Graphics and sound shortcomings could easily be attended to, but the gameplay needs a lot of work. It's not so much that you don't have different options for choosing what to do in each mission, it's just that once you've chosen your route of action, there's little variety to what you see taking place onscreen. Your gangsters run or drive around each city, shooting at and trading building ownership with the enemy gangsters for the duration of each mission.
That's pretty much it.

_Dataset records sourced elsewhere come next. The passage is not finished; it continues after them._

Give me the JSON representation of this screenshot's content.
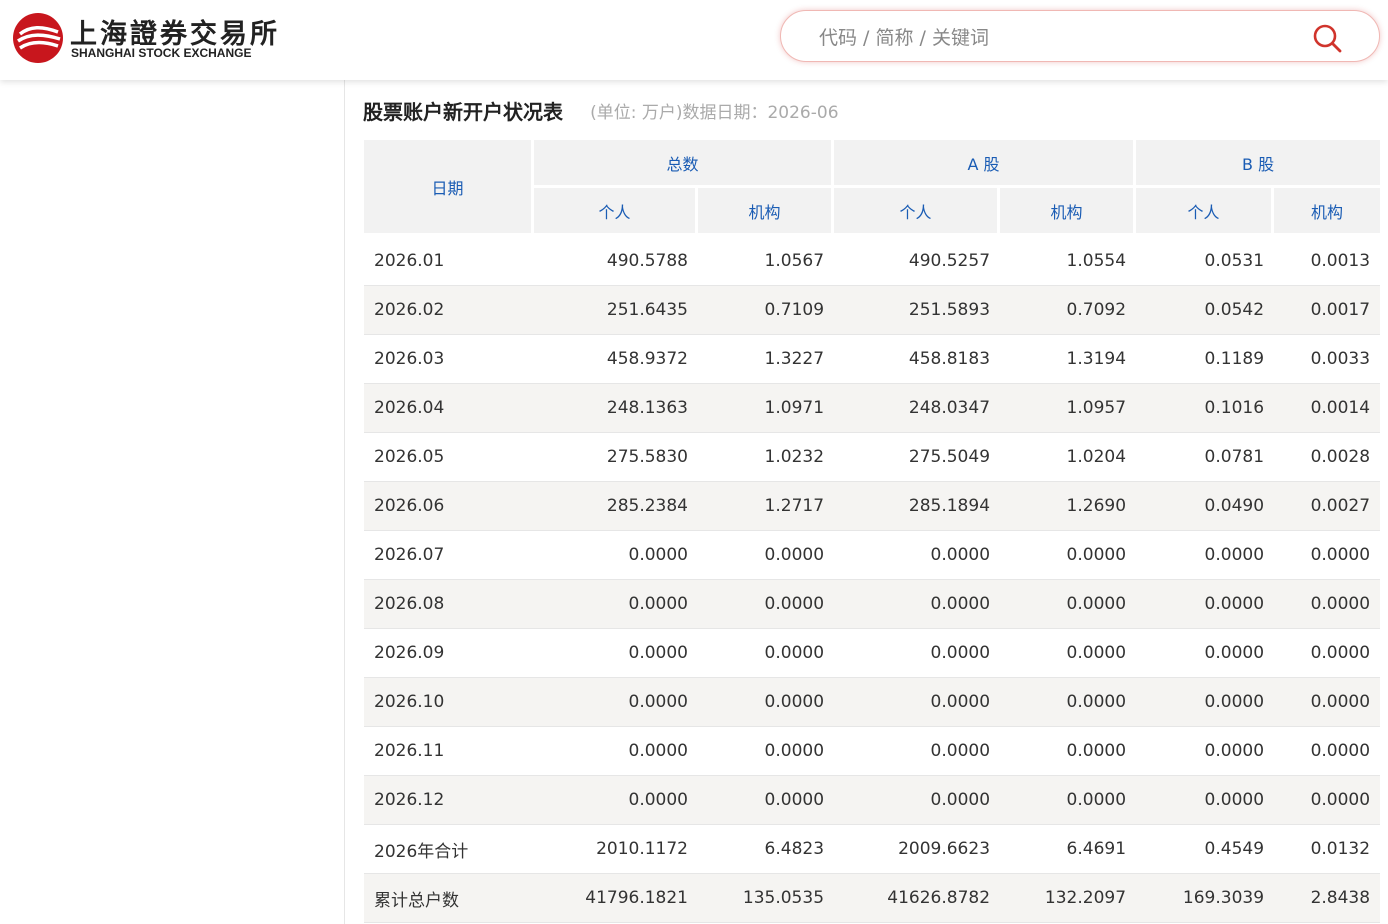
{
  "header": {
    "logo_cn": "上海證券交易所",
    "logo_en": "SHANGHAI STOCK EXCHANGE",
    "logo_color": "#c8161d",
    "search_placeholder": "代码 / 简称 / 关键词",
    "search_icon": "search-icon"
  },
  "report": {
    "title": "股票账户新开户状况表",
    "subtitle": "(单位: 万户)数据日期：2026-06"
  },
  "table": {
    "headers": {
      "date": "日期",
      "total": "总数",
      "a_share": "A 股",
      "b_share": "B 股",
      "individual": "个人",
      "institution": "机构"
    },
    "rows": [
      [
        "2026.01",
        "490.5788",
        "1.0567",
        "490.5257",
        "1.0554",
        "0.0531",
        "0.0013"
      ],
      [
        "2026.02",
        "251.6435",
        "0.7109",
        "251.5893",
        "0.7092",
        "0.0542",
        "0.0017"
      ],
      [
        "2026.03",
        "458.9372",
        "1.3227",
        "458.8183",
        "1.3194",
        "0.1189",
        "0.0033"
      ],
      [
        "2026.04",
        "248.1363",
        "1.0971",
        "248.0347",
        "1.0957",
        "0.1016",
        "0.0014"
      ],
      [
        "2026.05",
        "275.5830",
        "1.0232",
        "275.5049",
        "1.0204",
        "0.0781",
        "0.0028"
      ],
      [
        "2026.06",
        "285.2384",
        "1.2717",
        "285.1894",
        "1.2690",
        "0.0490",
        "0.0027"
      ],
      [
        "2026.07",
        "0.0000",
        "0.0000",
        "0.0000",
        "0.0000",
        "0.0000",
        "0.0000"
      ],
      [
        "2026.08",
        "0.0000",
        "0.0000",
        "0.0000",
        "0.0000",
        "0.0000",
        "0.0000"
      ],
      [
        "2026.09",
        "0.0000",
        "0.0000",
        "0.0000",
        "0.0000",
        "0.0000",
        "0.0000"
      ],
      [
        "2026.10",
        "0.0000",
        "0.0000",
        "0.0000",
        "0.0000",
        "0.0000",
        "0.0000"
      ],
      [
        "2026.11",
        "0.0000",
        "0.0000",
        "0.0000",
        "0.0000",
        "0.0000",
        "0.0000"
      ],
      [
        "2026.12",
        "0.0000",
        "0.0000",
        "0.0000",
        "0.0000",
        "0.0000",
        "0.0000"
      ],
      [
        "2026年合计",
        "2010.1172",
        "6.4823",
        "2009.6623",
        "6.4691",
        "0.4549",
        "0.0132"
      ],
      [
        "累计总户数",
        "41796.1821",
        "135.0535",
        "41626.8782",
        "132.2097",
        "169.3039",
        "2.8438"
      ]
    ]
  },
  "colors": {
    "header_text": "#1a5cb4",
    "header_bg": "#f2f2f2",
    "stripe_bg": "#f5f4f2",
    "accent_red": "#c8161d"
  }
}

The story feels tacked on, the characters are weak, weak, weak, and the little attentions to detail-such as the gangsters flying through the air when shot and photographers coming by to snap photos of the chalk-outline-littered sidewalks-are misplaced.
Hothouse Creations would have done better to give the game a more authentic feel and to differentiate the units and structures from each other. We still think they're on to something, though, with this whole gangsters thing, so we'll hold out for the next iteration and hope that the third time around will be the charm. Gil Alexander Shif. 8 Presentation The artwork and interface are minimalistically excellent. A tutorial that starts strong but ends abruptly and a tiny help screen diminish the presentation, however. 7 Graphics Drive-bys, rainfall, watching day transition into night are all spectacular to behold, but the cities all look the same, and there's very little to interact with other than your gangsters. 5 Sound The bland soundtrack does little to evoke the era.
Weapon sounds and screams of agony are fun to listen to the first few times around, but they're awfully repetitive. Voice acting is blah. 5.5 Gameplay Each mission's sequence of action is too repetitive.
Micromanagement has been minimized in favor of combat, but combat is simplistic to the point of anti-strategy. 4 Lasting Appeal Multiplayer lacks a player-matchup service, and the game has no construction kit or random game mode to speak of, so once you've gotten through the campaign, there'll be no going back for you.